О местонахождении Герцога свидетельствовал дрожащий, плачущий женский голос. Кудеяр пробежал по коридору и заглянул в распахнутую настежь дверь. Герцог стоял на чьем-то трупе.
К стене прижалась спиной пожилая медсестра - она застыла, ее глаза остекленели. Одной рукой Герцог держал ее за волосы, а другой игриво поворачивал ее подбородок то налево, то направо, словно собираясь свернуть ей шею одним резким движением. Из-за хрустальной перегородки за происходящим наблюдали несколько смертельно потрясенных лиц с открытыми, как розовые бутоны гвоздики, ртами.
Кудеяр задержался в дверном проеме, глядя вниз на лицо убитого. Это был главный врач Бенберри.
Глубоко вздохнув, Кудеяр бросился вперед, сделал выпад пластиковой трубкой, как рапирой, приставив наконечник инжектора к углублению между мышцами шеи под затылком Герцога, и дернул за шнурок. Послышалось шипение - инжектор сработал.

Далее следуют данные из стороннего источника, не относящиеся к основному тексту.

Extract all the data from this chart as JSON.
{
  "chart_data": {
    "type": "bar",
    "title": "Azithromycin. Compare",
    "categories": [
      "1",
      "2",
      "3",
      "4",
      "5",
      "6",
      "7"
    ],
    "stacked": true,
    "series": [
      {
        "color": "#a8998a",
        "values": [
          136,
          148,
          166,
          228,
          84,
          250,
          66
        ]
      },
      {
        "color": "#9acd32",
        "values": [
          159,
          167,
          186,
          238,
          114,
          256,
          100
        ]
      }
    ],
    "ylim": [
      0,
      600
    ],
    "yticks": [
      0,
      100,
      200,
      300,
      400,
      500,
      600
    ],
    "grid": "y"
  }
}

Герцог отпустил голову медсестры и развернулся на месте. Хлопнув себя по шее, он уставился на Кудеяра ничего не выражающими глазами и тут же прыгнул на него. Кудеяр ткнул сумасшедшего в лицо инжектором на конце трубки, отскочил назад и принялся хлестать Герцога трубкой по рукам.

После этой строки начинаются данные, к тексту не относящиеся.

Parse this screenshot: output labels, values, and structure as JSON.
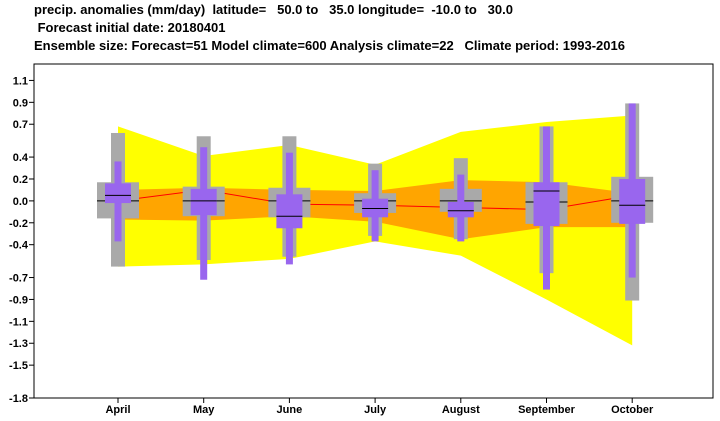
{
  "header": {
    "line1": "precip. anomalies (mm/day)  latitude=   50.0 to   35.0 longitude=  -10.0 to   30.0",
    "line2": " Forecast initial date: 20180401",
    "line3": "Ensemble size: Forecast=51 Model climate=600 Analysis climate=22   Climate period: 1993-2016"
  },
  "chart_data": {
    "type": "box",
    "title": "precip. anomalies (mm/day)  latitude=   50.0 to   35.0 longitude=  -10.0 to   30.0",
    "xlabel": "",
    "ylabel": "",
    "categories": [
      "April",
      "May",
      "June",
      "July",
      "August",
      "September",
      "October"
    ],
    "y_ticks": [
      "1.1",
      "0.9",
      "0.7",
      "0.4",
      "0.2",
      "0.0",
      "-0.2",
      "-0.4",
      "-0.7",
      "-0.9",
      "-1.1",
      "-1.3",
      "-1.5",
      "-1.8"
    ],
    "ylim": [
      -1.8,
      1.25
    ],
    "grid": false,
    "colors": {
      "climate_outer": "#ffff00",
      "climate_inner": "#ffa500",
      "climate_median": "#ff0000",
      "model_climate_box": "#a9a9a9",
      "forecast_box": "#9966ee",
      "median_line": "#000000"
    },
    "analysis_climate_band": {
      "upper_extreme": [
        0.68,
        0.41,
        0.51,
        0.33,
        0.63,
        0.72,
        0.78
      ],
      "upper_quartile": [
        0.1,
        0.12,
        0.1,
        0.09,
        0.19,
        0.17,
        0.07
      ],
      "median": [
        0.0,
        0.1,
        -0.03,
        -0.04,
        -0.06,
        -0.08,
        0.05
      ],
      "lower_quartile": [
        -0.17,
        -0.18,
        -0.14,
        -0.19,
        -0.35,
        -0.24,
        -0.24
      ],
      "lower_extreme": [
        -0.6,
        -0.58,
        -0.53,
        -0.37,
        -0.5,
        -0.9,
        -1.32
      ]
    },
    "model_climate": [
      {
        "category": "April",
        "min": -0.6,
        "q1": -0.16,
        "median": 0.0,
        "q3": 0.17,
        "max": 0.62
      },
      {
        "category": "May",
        "min": -0.54,
        "q1": -0.14,
        "median": 0.0,
        "q3": 0.13,
        "max": 0.59
      },
      {
        "category": "June",
        "min": -0.51,
        "q1": -0.15,
        "median": 0.0,
        "q3": 0.12,
        "max": 0.59
      },
      {
        "category": "July",
        "min": -0.32,
        "q1": -0.11,
        "median": 0.0,
        "q3": 0.07,
        "max": 0.34
      },
      {
        "category": "August",
        "min": -0.35,
        "q1": -0.1,
        "median": 0.0,
        "q3": 0.11,
        "max": 0.39
      },
      {
        "category": "September",
        "min": -0.66,
        "q1": -0.21,
        "median": -0.01,
        "q3": 0.17,
        "max": 0.68
      },
      {
        "category": "October",
        "min": -0.91,
        "q1": -0.2,
        "median": 0.0,
        "q3": 0.22,
        "max": 0.89
      }
    ],
    "forecast": [
      {
        "category": "April",
        "min": -0.37,
        "q1": -0.02,
        "median": 0.05,
        "q3": 0.16,
        "max": 0.36
      },
      {
        "category": "May",
        "min": -0.72,
        "q1": -0.13,
        "median": 0.0,
        "q3": 0.11,
        "max": 0.49
      },
      {
        "category": "June",
        "min": -0.58,
        "q1": -0.25,
        "median": -0.14,
        "q3": 0.06,
        "max": 0.44
      },
      {
        "category": "July",
        "min": -0.37,
        "q1": -0.15,
        "median": -0.07,
        "q3": 0.02,
        "max": 0.28
      },
      {
        "category": "August",
        "min": -0.37,
        "q1": -0.15,
        "median": -0.09,
        "q3": -0.01,
        "max": 0.24
      },
      {
        "category": "September",
        "min": -0.81,
        "q1": -0.23,
        "median": 0.09,
        "q3": 0.17,
        "max": 0.68
      },
      {
        "category": "October",
        "min": -0.7,
        "q1": -0.21,
        "median": -0.04,
        "q3": 0.2,
        "max": 0.89
      }
    ]
  }
}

"Ты пытаешься меня остановить? - почти удивленно буркнул Герцог. - Подожди, сейчас я разорву тебя на части голыми руками. Убью всех и каждого в этом проклятом городе - начиная с тебя!"
Кудеяр отступал, протянув перед собой полутораметровую трубку. "Почему ты не хочешь сотрудничать? - импровизировал он на ходу. - Если ты будешь слушаться, тебя выпустят!"
Пританцовывая, Герцог продвинулся вперед, схватил трубку и вырвал ее из рук Кудеяра. "А теперь сотрудничай! - рявкнул Герцог. - Отдай мне свою жизнь!" С этими словами он пошатнулся и растянулся на полу коридора: препарат наконец парализовал его мозг.
Кудеяр подобрал трубку, отошел в сторону и ждал, пока не прибыли другие фельдшеры. Вместе с ними явился дидактор Сэм Юдалл, заместитель главного врача. Остановившись, Юдалл и фельдшеры смотрели на трупы и на тело Герцога с ужасом, напоминавшим почтение.
Кудеяр прислонился спиной к стене. Ему казалось, что перекличка голосов скрылась где-то вдали - он слышал только тяжелые биения своего сердца. Сет Каддиган и главный врач Бенберри - оба перешли в мир иной…
"Все это не пройдет даром, - говорил кто-то неподалеку. - Предстоит нешуточная перетряска персонала. Ох, не хотел я бы оказаться на месте Тинкупа!"
4
Тело Каддигана унесли. Базиль стоял у окна, ломая руки: "Бедняга Каддиган…" Он повернулся лицом к Кудеяру, мрачно сидевшему в сторонке: "Что случилось? Гэйвин, ведь сначала все было в порядке! Что случилось?"
"Где-то что-то не сработало", - глухо ответил Кудеяр.
Базиль отошел от окна и остановился, глядя на Кудеяра; на какое-то мгновение в его глазах появилась искорка подозрения. Но она тут же погасла; Базиль отвернулся, скрещивая и разнимая пальцы, сжимая и разжимая ладони.
Кудеяра посетила еще одна неприятная мысль: "Надо полагать, кому-то придется позвонить жене Каддигана?"
"А? - Базиль нахмурился. - Юдалл, наверное, уже ее известил". Базиль поморщился: "Хотя, конечно, я обязан принести ей соболезнования и узнать ее новый адрес". По традиции, родственники погибшего переезжали куда-нибудь подальше от прежнего места жительства.
"Если хочешь, я ей позвоню, - предложил Кудеяр. - Я с ней недавно познакомился".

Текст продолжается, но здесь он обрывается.